Confessions of a Census Taker

Thirty-Five Years Ago
THIS EERIE MALE still playing long shots, nevertheless would like an eerie female around the house. Special inducement, summer trip to Lake Erie.

KIM: What’s this about Gharlene taking over the Coordinator’s office? Need help? Worse! P.S. I hear he stole Sacred Brick from Trinidad.
CLASSIFIEDS, June 26, 1975

Thirty Years Ago
My employment by the Bureau of the Census...would be no ordinary job, and I was intrigued by the prospect of learning how Americans would react to a series of federally mandated questions about their personal lifestyles. Already, such a prominent political figure as Ronald Reagan had announced publicly that he would provide only the barest minimum of information requested in his census form, even if it meant paying the hundred-dollar fine that would be levied against all those refusing to cooperate.
“CONFESSIONS OF A CENSUS TAKER,” George Varga, June 26, 1980

Twenty-Five Years Ago
Late one morning during spring vacation, Fly Guy and Ozz and Camelot, three members of the rap group Ominus Jam Patrol, sit back relaxing — chilling out, they say — on the sectional couch in the North Park apartment where Camelot, a burly, blue-eyed blonde with an ivory pendant dangling from his left earlobe, lives with his mother. If Camelot were on stage at the Palisade Gardens, where he sometimes performs, he would have a microphone in his hand and a speaker by his side. Behind him would be a DJ with headphones on, intercutting and dovetailing music from two different records. The rapper and the DJ would be urging the crowd onto the floor to “turn this party out.”
“LOCAL RAP,” Judith Moore, June 27, 1985

Twenty Years Ago
Dear Matthew Alice:
I had a rather disturbing thought as I was driving down the big Laurel Street hill in the rain. Do cars with bald tires, extra-heavy loads, or just bad karma ever slide down any of San Diego’s steep hills in the rain with their brakes locked up?

I can’t find anyone official who recalls a bad-karma Ghia, or anything else for that matter, hydroplaning down Laurel Street.
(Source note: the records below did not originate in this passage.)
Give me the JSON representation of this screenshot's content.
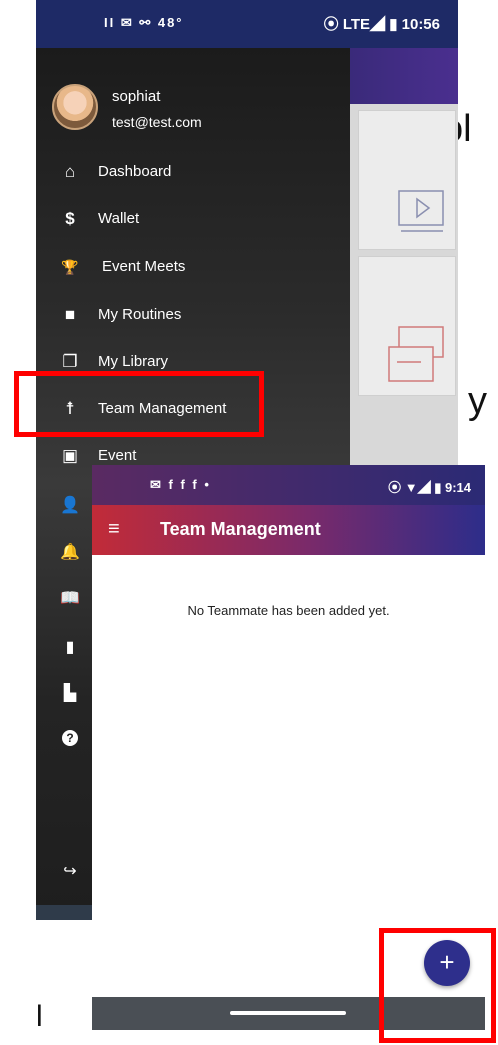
{
  "background_fragments": [
    "ol",
    "y",
    "l"
  ],
  "screen1": {
    "status_left": "II  ✉  ⚯ 48°",
    "status_right": "⦿ LTE◢ ▮ 10:56",
    "drawer": {
      "user_name": "sophiat",
      "user_email": "test@test.com",
      "items": [
        {
          "label": "Dashboard",
          "icon": "home-icon",
          "glyph": "⌂"
        },
        {
          "label": "Wallet",
          "icon": "dollar-icon",
          "glyph": "$"
        },
        {
          "label": "Event Meets",
          "icon": "trophy-icon",
          "glyph": "🏆"
        },
        {
          "label": "My Routines",
          "icon": "video-camera-icon",
          "glyph": "■"
        },
        {
          "label": "My Library",
          "icon": "library-icon",
          "glyph": "❐"
        },
        {
          "label": "Team Management",
          "icon": "person-icon",
          "glyph": "☨"
        },
        {
          "label": "Event",
          "icon": "calendar-icon",
          "glyph": "▣"
        }
      ],
      "icon_only_items": [
        {
          "icon": "account-icon",
          "glyph": "👤"
        },
        {
          "icon": "bell-icon",
          "glyph": "🔔"
        },
        {
          "icon": "book-icon",
          "glyph": "📖"
        },
        {
          "icon": "document-icon",
          "glyph": "▮"
        },
        {
          "icon": "chat-icon",
          "glyph": "▙"
        },
        {
          "icon": "help-icon",
          "glyph": "?"
        },
        {
          "icon": "logout-icon",
          "glyph": "↪"
        }
      ]
    }
  },
  "screen2": {
    "status_left": "✉ f f f •",
    "status_right": "⦿ ▼◢ ▮ 9:14",
    "menu_glyph": "≡",
    "title": "Team Management",
    "empty_message": "No Teammate has been added yet.",
    "fab_glyph": "+"
  },
  "colors": {
    "highlight": "#ff0000",
    "fab": "#2e2f8c",
    "status_bar": "#1e2a66",
    "appbar_start": "#c22b38",
    "appbar_end": "#2d2d8a"
  }
}
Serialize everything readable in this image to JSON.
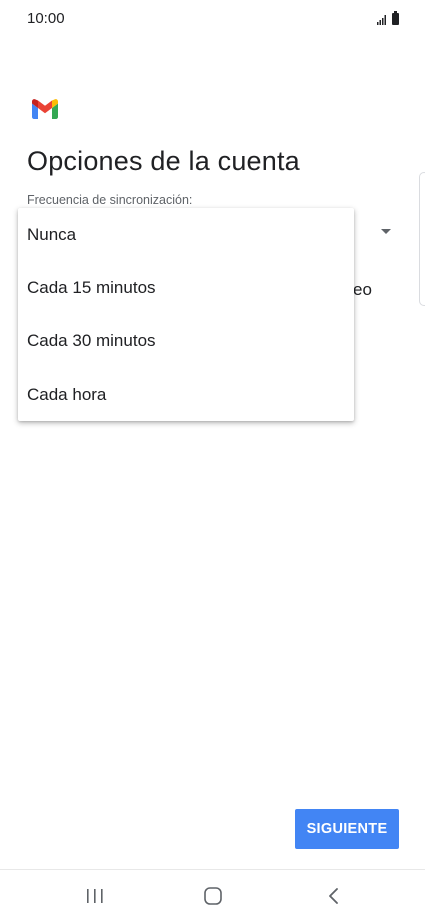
{
  "status_bar": {
    "time": "10:00",
    "signal_icon": "signal-icon",
    "battery_icon": "battery-icon"
  },
  "app": {
    "logo_icon": "gmail-logo-icon"
  },
  "page": {
    "title": "Opciones de la cuenta",
    "sync_label": "Frecuencia de sincronización:",
    "partially_hidden_text": "eo"
  },
  "dropdown": {
    "options": [
      {
        "label": "Nunca"
      },
      {
        "label": "Cada 15 minutos"
      },
      {
        "label": "Cada 30 minutos"
      },
      {
        "label": "Cada hora"
      }
    ]
  },
  "actions": {
    "next_label": "SIGUIENTE"
  },
  "nav": {
    "recent_icon": "recent-apps-icon",
    "home_icon": "home-icon",
    "back_icon": "back-icon"
  },
  "colors": {
    "accent": "#4285f4",
    "gmail_red": "#ea4335",
    "gmail_blue": "#4285f4",
    "gmail_green": "#34a853",
    "gmail_yellow": "#fbbc04"
  }
}
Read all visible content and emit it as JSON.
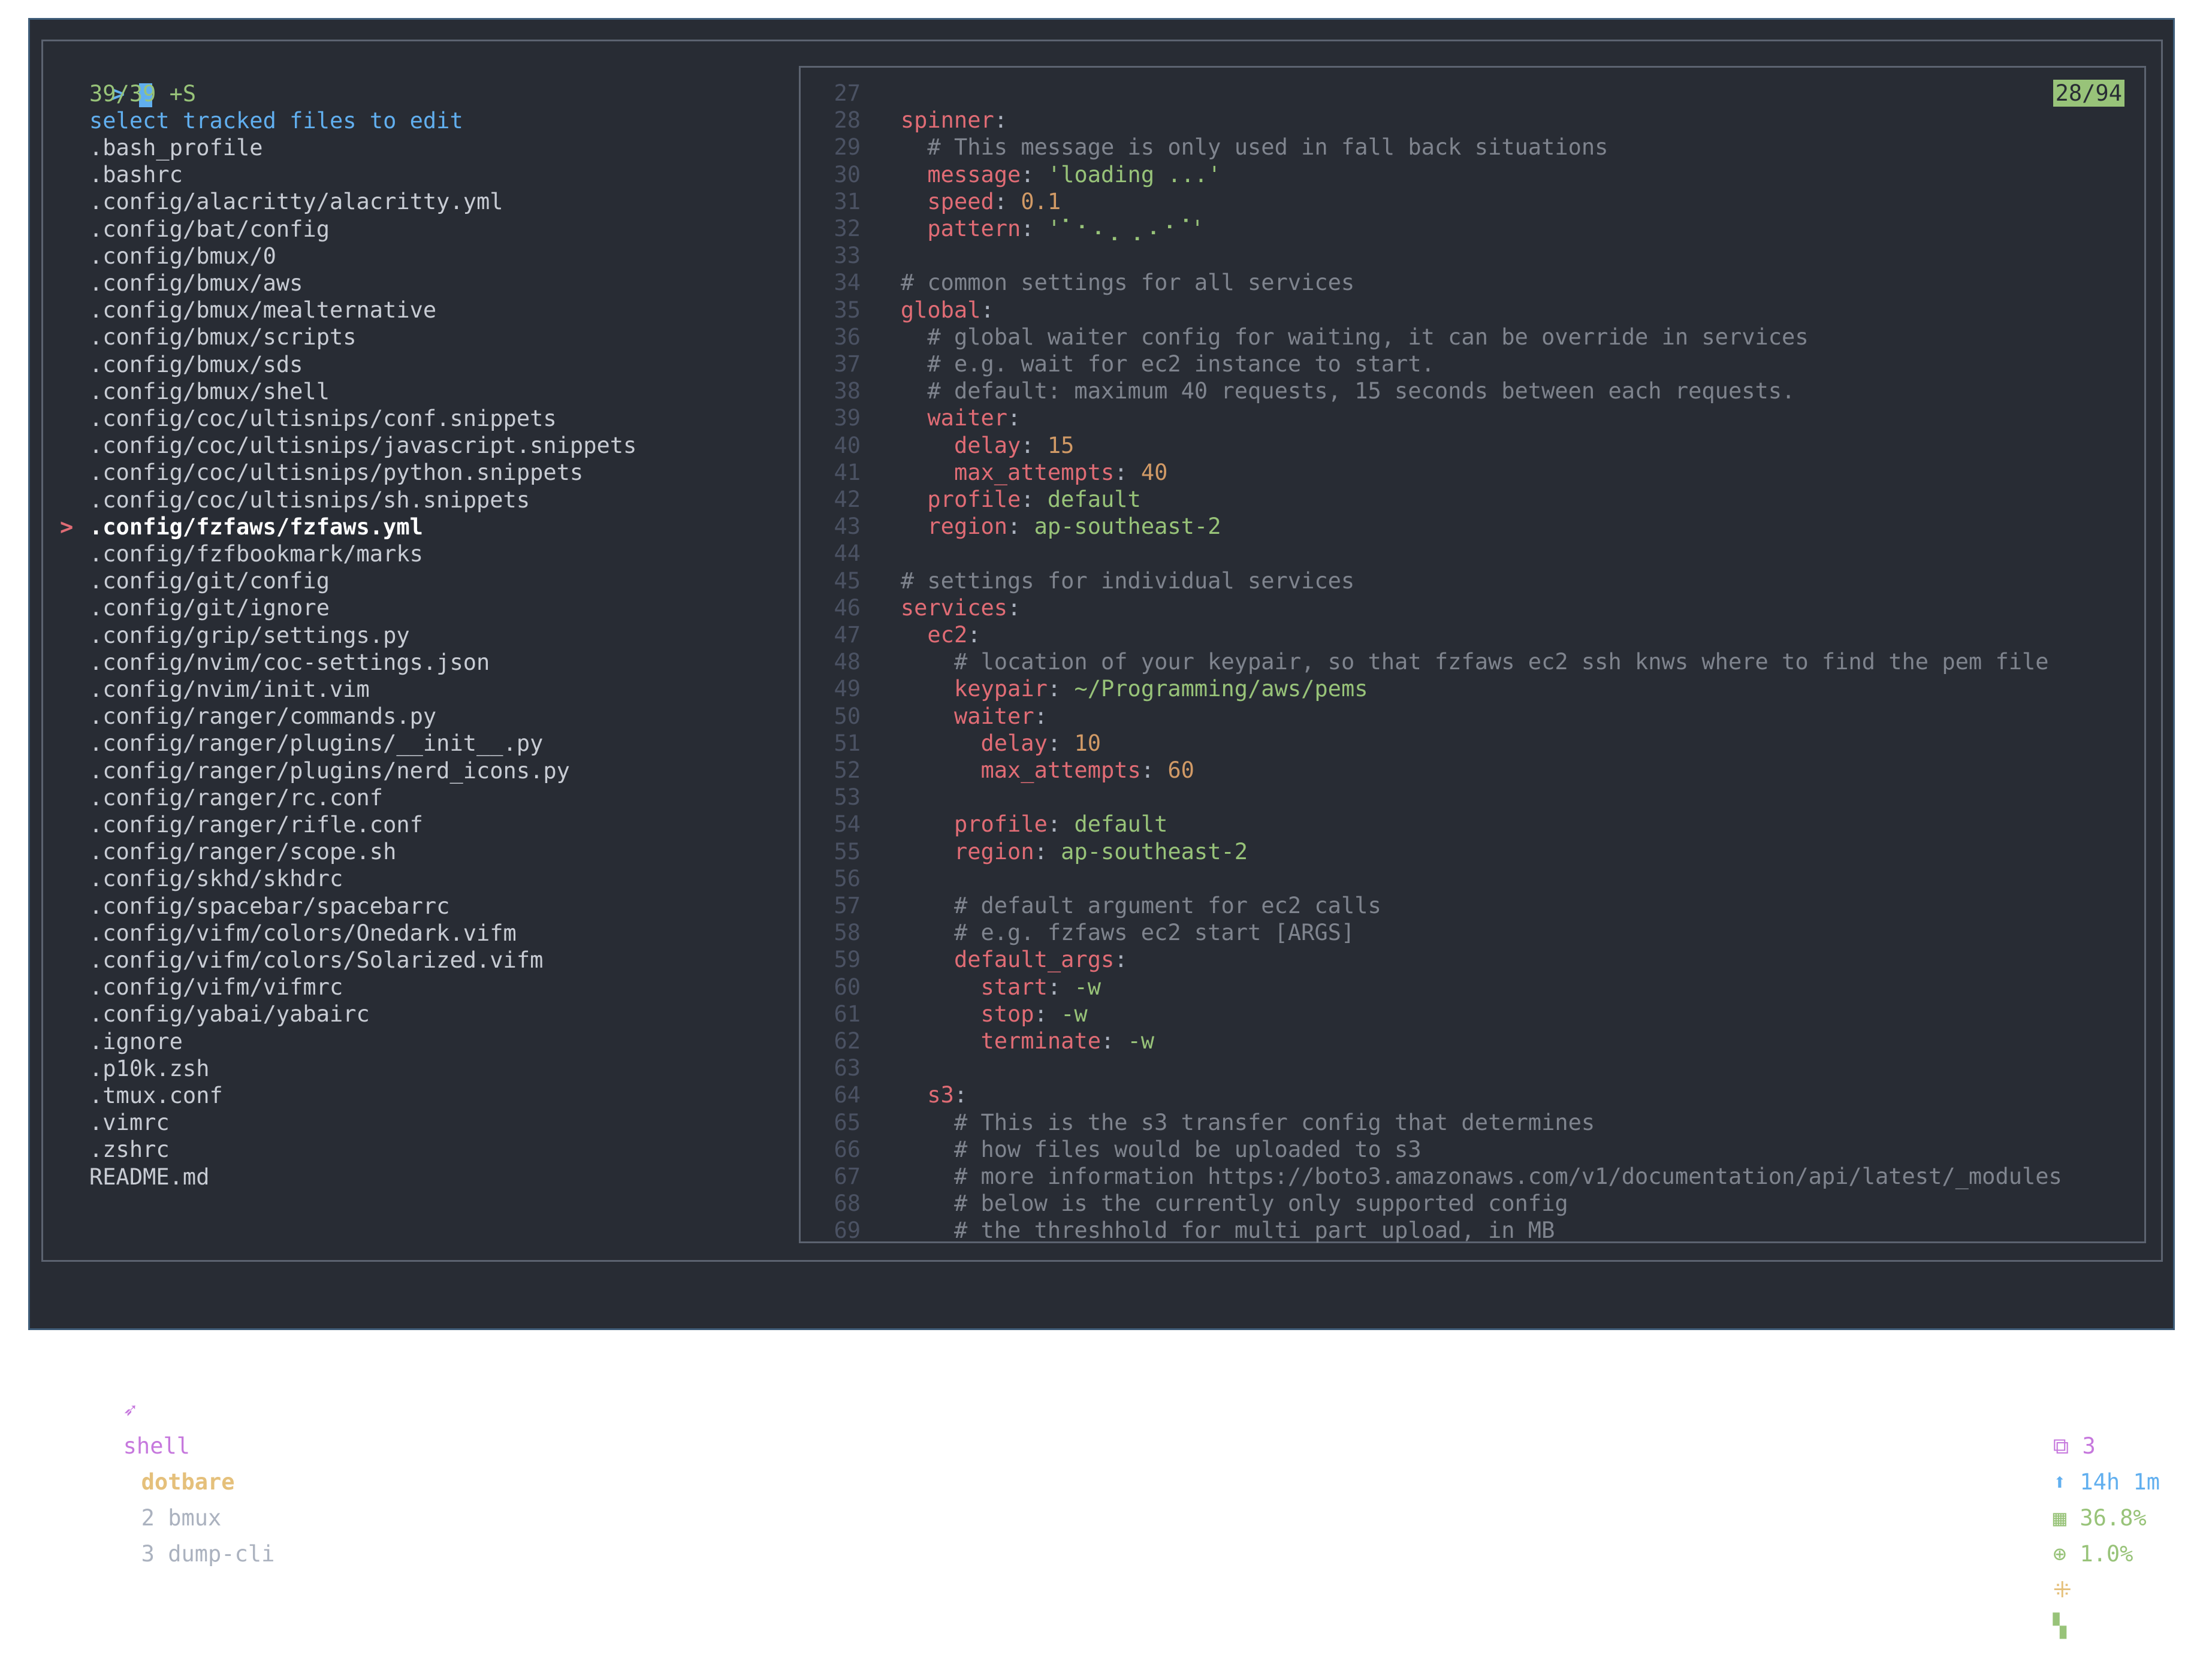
{
  "finder": {
    "prompt_symbol": ">",
    "count": "39/39 +S",
    "header": "select tracked files to edit",
    "selected_index": 14,
    "files": [
      ".bash_profile",
      ".bashrc",
      ".config/alacritty/alacritty.yml",
      ".config/bat/config",
      ".config/bmux/0",
      ".config/bmux/aws",
      ".config/bmux/mealternative",
      ".config/bmux/scripts",
      ".config/bmux/sds",
      ".config/bmux/shell",
      ".config/coc/ultisnips/conf.snippets",
      ".config/coc/ultisnips/javascript.snippets",
      ".config/coc/ultisnips/python.snippets",
      ".config/coc/ultisnips/sh.snippets",
      ".config/fzfaws/fzfaws.yml",
      ".config/fzfbookmark/marks",
      ".config/git/config",
      ".config/git/ignore",
      ".config/grip/settings.py",
      ".config/nvim/coc-settings.json",
      ".config/nvim/init.vim",
      ".config/ranger/commands.py",
      ".config/ranger/plugins/__init__.py",
      ".config/ranger/plugins/nerd_icons.py",
      ".config/ranger/rc.conf",
      ".config/ranger/rifle.conf",
      ".config/ranger/scope.sh",
      ".config/skhd/skhdrc",
      ".config/spacebar/spacebarrc",
      ".config/vifm/colors/Onedark.vifm",
      ".config/vifm/colors/Solarized.vifm",
      ".config/vifm/vifmrc",
      ".config/yabai/yabairc",
      ".ignore",
      ".p10k.zsh",
      ".tmux.conf",
      ".vimrc",
      ".zshrc",
      "README.md"
    ]
  },
  "preview": {
    "position": "28/94",
    "lines": [
      {
        "n": "27",
        "indent": 0,
        "segs": []
      },
      {
        "n": "28",
        "indent": 0,
        "segs": [
          {
            "t": "spinner",
            "c": "key"
          },
          {
            "t": ":",
            "c": "punct"
          }
        ]
      },
      {
        "n": "29",
        "indent": 1,
        "segs": [
          {
            "t": "# This message is only used in fall back situations",
            "c": "cmt"
          }
        ]
      },
      {
        "n": "30",
        "indent": 1,
        "segs": [
          {
            "t": "message",
            "c": "key"
          },
          {
            "t": ": ",
            "c": "punct"
          },
          {
            "t": "'loading ...'",
            "c": "str"
          }
        ]
      },
      {
        "n": "31",
        "indent": 1,
        "segs": [
          {
            "t": "speed",
            "c": "key"
          },
          {
            "t": ": ",
            "c": "punct"
          },
          {
            "t": "0.1",
            "c": "num"
          }
        ]
      },
      {
        "n": "32",
        "indent": 1,
        "segs": [
          {
            "t": "pattern",
            "c": "key"
          },
          {
            "t": ": ",
            "c": "punct"
          },
          {
            "t": "'⠁⠂⠄⡀⢀⠠⠐⠈'",
            "c": "str"
          }
        ]
      },
      {
        "n": "33",
        "indent": 0,
        "segs": []
      },
      {
        "n": "34",
        "indent": 0,
        "segs": [
          {
            "t": "# common settings for all services",
            "c": "cmt"
          }
        ]
      },
      {
        "n": "35",
        "indent": 0,
        "segs": [
          {
            "t": "global",
            "c": "key"
          },
          {
            "t": ":",
            "c": "punct"
          }
        ]
      },
      {
        "n": "36",
        "indent": 1,
        "segs": [
          {
            "t": "# global waiter config for waiting, it can be override in services",
            "c": "cmt"
          }
        ]
      },
      {
        "n": "37",
        "indent": 1,
        "segs": [
          {
            "t": "# e.g. wait for ec2 instance to start.",
            "c": "cmt"
          }
        ]
      },
      {
        "n": "38",
        "indent": 1,
        "segs": [
          {
            "t": "# default: maximum 40 requests, 15 seconds between each requests.",
            "c": "cmt"
          }
        ]
      },
      {
        "n": "39",
        "indent": 1,
        "segs": [
          {
            "t": "waiter",
            "c": "key"
          },
          {
            "t": ":",
            "c": "punct"
          }
        ]
      },
      {
        "n": "40",
        "indent": 2,
        "segs": [
          {
            "t": "delay",
            "c": "key"
          },
          {
            "t": ": ",
            "c": "punct"
          },
          {
            "t": "15",
            "c": "num"
          }
        ]
      },
      {
        "n": "41",
        "indent": 2,
        "segs": [
          {
            "t": "max_attempts",
            "c": "key"
          },
          {
            "t": ": ",
            "c": "punct"
          },
          {
            "t": "40",
            "c": "num"
          }
        ]
      },
      {
        "n": "42",
        "indent": 1,
        "segs": [
          {
            "t": "profile",
            "c": "key"
          },
          {
            "t": ": ",
            "c": "punct"
          },
          {
            "t": "default",
            "c": "str"
          }
        ]
      },
      {
        "n": "43",
        "indent": 1,
        "segs": [
          {
            "t": "region",
            "c": "key"
          },
          {
            "t": ": ",
            "c": "punct"
          },
          {
            "t": "ap-southeast-2",
            "c": "str"
          }
        ]
      },
      {
        "n": "44",
        "indent": 0,
        "segs": []
      },
      {
        "n": "45",
        "indent": 0,
        "segs": [
          {
            "t": "# settings for individual services",
            "c": "cmt"
          }
        ]
      },
      {
        "n": "46",
        "indent": 0,
        "segs": [
          {
            "t": "services",
            "c": "key"
          },
          {
            "t": ":",
            "c": "punct"
          }
        ]
      },
      {
        "n": "47",
        "indent": 1,
        "segs": [
          {
            "t": "ec2",
            "c": "key"
          },
          {
            "t": ":",
            "c": "punct"
          }
        ]
      },
      {
        "n": "48",
        "indent": 2,
        "segs": [
          {
            "t": "# location of your keypair, so that fzfaws ec2 ssh knws where to find the pem file",
            "c": "cmt"
          }
        ]
      },
      {
        "n": "49",
        "indent": 2,
        "segs": [
          {
            "t": "keypair",
            "c": "key"
          },
          {
            "t": ": ",
            "c": "punct"
          },
          {
            "t": "~/Programming/aws/pems",
            "c": "str"
          }
        ]
      },
      {
        "n": "50",
        "indent": 2,
        "segs": [
          {
            "t": "waiter",
            "c": "key"
          },
          {
            "t": ":",
            "c": "punct"
          }
        ]
      },
      {
        "n": "51",
        "indent": 3,
        "segs": [
          {
            "t": "delay",
            "c": "key"
          },
          {
            "t": ": ",
            "c": "punct"
          },
          {
            "t": "10",
            "c": "num"
          }
        ]
      },
      {
        "n": "52",
        "indent": 3,
        "segs": [
          {
            "t": "max_attempts",
            "c": "key"
          },
          {
            "t": ": ",
            "c": "punct"
          },
          {
            "t": "60",
            "c": "num"
          }
        ]
      },
      {
        "n": "53",
        "indent": 0,
        "segs": []
      },
      {
        "n": "54",
        "indent": 2,
        "segs": [
          {
            "t": "profile",
            "c": "key"
          },
          {
            "t": ": ",
            "c": "punct"
          },
          {
            "t": "default",
            "c": "str"
          }
        ]
      },
      {
        "n": "55",
        "indent": 2,
        "segs": [
          {
            "t": "region",
            "c": "key"
          },
          {
            "t": ": ",
            "c": "punct"
          },
          {
            "t": "ap-southeast-2",
            "c": "str"
          }
        ]
      },
      {
        "n": "56",
        "indent": 0,
        "segs": []
      },
      {
        "n": "57",
        "indent": 2,
        "segs": [
          {
            "t": "# default argument for ec2 calls",
            "c": "cmt"
          }
        ]
      },
      {
        "n": "58",
        "indent": 2,
        "segs": [
          {
            "t": "# e.g. fzfaws ec2 start [ARGS]",
            "c": "cmt"
          }
        ]
      },
      {
        "n": "59",
        "indent": 2,
        "segs": [
          {
            "t": "default_args",
            "c": "key"
          },
          {
            "t": ":",
            "c": "punct"
          }
        ]
      },
      {
        "n": "60",
        "indent": 3,
        "segs": [
          {
            "t": "start",
            "c": "key"
          },
          {
            "t": ": ",
            "c": "punct"
          },
          {
            "t": "-w",
            "c": "str"
          }
        ]
      },
      {
        "n": "61",
        "indent": 3,
        "segs": [
          {
            "t": "stop",
            "c": "key"
          },
          {
            "t": ": ",
            "c": "punct"
          },
          {
            "t": "-w",
            "c": "str"
          }
        ]
      },
      {
        "n": "62",
        "indent": 3,
        "segs": [
          {
            "t": "terminate",
            "c": "key"
          },
          {
            "t": ": ",
            "c": "punct"
          },
          {
            "t": "-w",
            "c": "str"
          }
        ]
      },
      {
        "n": "63",
        "indent": 0,
        "segs": []
      },
      {
        "n": "64",
        "indent": 1,
        "segs": [
          {
            "t": "s3",
            "c": "key"
          },
          {
            "t": ":",
            "c": "punct"
          }
        ]
      },
      {
        "n": "65",
        "indent": 2,
        "segs": [
          {
            "t": "# This is the s3 transfer config that determines",
            "c": "cmt"
          }
        ]
      },
      {
        "n": "66",
        "indent": 2,
        "segs": [
          {
            "t": "# how files would be uploaded to s3",
            "c": "cmt"
          }
        ]
      },
      {
        "n": "67",
        "indent": 2,
        "segs": [
          {
            "t": "# more information https://boto3.amazonaws.com/v1/documentation/api/latest/_modules",
            "c": "cmt"
          }
        ]
      },
      {
        "n": "68",
        "indent": 2,
        "segs": [
          {
            "t": "# below is the currently only supported config",
            "c": "cmt"
          }
        ]
      },
      {
        "n": "69",
        "indent": 2,
        "segs": [
          {
            "t": "# the threshhold for multi part upload, in MB",
            "c": "cmt"
          }
        ]
      }
    ]
  },
  "statusbar": {
    "session_icon": "➶",
    "session": "shell",
    "active_window": "dotbare",
    "windows": [
      "2 bmux",
      "3 dump-cli"
    ],
    "panes": "⧉ 3",
    "uptime": "⬆ 14h 1m",
    "memory": "▦ 36.8%",
    "cpu": "⊕ 1.0%",
    "extra1": "⁜",
    "extra2": "▚"
  },
  "colors": {
    "background": "#282c34",
    "accent_blue": "#61afef",
    "key_red": "#e06c75",
    "string_green": "#98c379",
    "number_orange": "#d19a66",
    "comment_gray": "#7f848e",
    "purple": "#c678dd",
    "yellow": "#e5c07b"
  }
}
You apparently have fallen victim to the dreaded steep-street syndrome that causes otherwise rational drivers to poise their cars at the top of a hill and imagine all sorts of bloody consequences if they actually hurtle themselves over the brink — as if street engineers would design a road that was too steep to drive down.
STRAIGHT FROM THE HIP, Matthew Alice, June 28, 1990

Fifteen Years Ago
Whether or not rumors are true that the paper is up for sale, the San Diego Union-Tribune appears bent on cutting costs however it can. In the last year, the U-T has published at least three articles it obtained free from a local résumé-writing service. One was titled, “The Importance of a Well-Prepared Résumé,” and advises readers, “A professionally written résumé can help turn that first impression into a lasting one.” It was written by Bob McDonnell, regional director of CareerPRO, a company with some 400 offices nationwide.
CITY LIGHTS: “GOOD REPORTERS HARD TO FIND?” Thomas K. Arnold, June 22, 1995

Ten Years Ago
We got the Lakers winning the NBA championship in six, De La Hoya swallowing another loss, or Tiger Woods. Which is to say, we could have Spam and cold macaroni for dinner, or duck prosciutto with fresh ricotta toast, baked figs, saffron risotto cake, North Carolina white shrimp, grilled Paine Farm squab, and porcini mushrooms.

Whaddaya think?
SPORTING BOX: “GET USED TO IT,” Patrick Daugherty, June 22, 2000

Five Years Ago
Actually it was three months ago, my mother’s death, I mean. I just found out about it on Friday. No one in my family would tell me. They thought, I suppose, I would be so sad I would drink myself to death. I had thought about it for years and wondered how I would feel. Whatever it was, it wasn’t much. I stayed in that night though. I thought that was, at least, something.